Issue
On October 23, 2023, we encountered an outage in our Content Delivery Network (CDN) that began at 12:42 UTC and persisted until 13:57 UTC. This outage was triggered by a configuration error, resulting in all CDN edges returning 500 errors and significantly impacting the delivery of CDN resources.
Timeline
- October 23, 2023, 12:32 (UTC): A change was made to a system configuration file, which was later discovered to contain a syntax error.
- October 23, 2023, 12:42 (UTC): The changes were gradually applied, and the first occurrence of a 500 error was observed.
- October 23, 2023, 12:51 (UTC): The initial alert regarding data centre unavailability was received, initiating the investigation.
- October 23, 2023, 13:05 (UTC): The incident was published on the Status Page, and a war room was established to coordinate the resolution.
- October 23, 2023, 13:06 (UTC): The root cause of the incident was identified.
- October 23, 2023, 13:07 (UTC): A bug fix was implemented, commencing the restoration process.

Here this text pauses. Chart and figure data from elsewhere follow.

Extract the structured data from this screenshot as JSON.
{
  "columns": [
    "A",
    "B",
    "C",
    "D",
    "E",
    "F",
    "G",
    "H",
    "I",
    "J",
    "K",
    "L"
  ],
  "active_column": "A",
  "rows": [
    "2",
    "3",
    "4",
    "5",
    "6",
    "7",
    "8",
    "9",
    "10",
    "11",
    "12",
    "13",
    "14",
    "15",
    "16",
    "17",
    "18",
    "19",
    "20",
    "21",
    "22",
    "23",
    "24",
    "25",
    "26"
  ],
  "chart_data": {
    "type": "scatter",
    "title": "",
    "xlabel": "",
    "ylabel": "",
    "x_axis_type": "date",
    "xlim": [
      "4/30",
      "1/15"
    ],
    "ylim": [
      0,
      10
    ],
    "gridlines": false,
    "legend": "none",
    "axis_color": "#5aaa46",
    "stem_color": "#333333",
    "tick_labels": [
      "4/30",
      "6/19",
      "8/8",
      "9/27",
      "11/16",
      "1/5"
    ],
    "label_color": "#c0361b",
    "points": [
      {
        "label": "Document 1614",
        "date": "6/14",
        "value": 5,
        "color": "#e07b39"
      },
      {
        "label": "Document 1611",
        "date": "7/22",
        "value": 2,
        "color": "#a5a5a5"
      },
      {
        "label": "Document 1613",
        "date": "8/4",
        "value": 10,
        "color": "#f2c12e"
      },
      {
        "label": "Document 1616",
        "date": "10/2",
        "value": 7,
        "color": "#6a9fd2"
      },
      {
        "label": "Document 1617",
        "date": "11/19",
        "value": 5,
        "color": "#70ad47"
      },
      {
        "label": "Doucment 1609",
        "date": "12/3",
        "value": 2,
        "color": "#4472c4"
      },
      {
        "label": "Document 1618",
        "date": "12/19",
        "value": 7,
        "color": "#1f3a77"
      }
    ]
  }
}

- October 23, 2023, 13:10 (UTC): 75% of the edges were successfully restored.
- October 23, 2023, 13:57 (UTC): The last occurrence of a 500 error was observed, marking the completion of the incident.
Root Cause
The root cause of the outage was an invalid system configuration file on the edges due to a syntax error. Furthermore, the Nginx configuration could not be loaded which led to a 500 response code. This issue was compounded by a violation of deployment policies, particularly the global change that had been committed without undergoing extensive testing.
Impact
The outage resulted in all CDN edges returning 500 response codes, affecting the majority of CDN resources for a duration of 28 minutes. After the fix was introduced, 25% of the edges continued to return 500 response codes for an additional 45 minutes.
Action Items
- Reinforce the merging policy: Prohibit the merging of changes to the master branch without the approval of the lead engineer. This action item has already been implemented.
- Strengthen the merging policy: Modify the configuration management tool merge flow so that all changes must pass through a pre-production environment and canary branches before reaching production.
- Enhance validation for the system configuration file to identify configuration errors before they impact the production environment.
- Rebuild the system configuration file reading and caching process to return the last working version when errors occur.
Finally, we want to apologize for the impact this event caused you. We know how critical these services are to you, your customers and your business. We will do everything we can to learn from this event and use it to improve our availability further.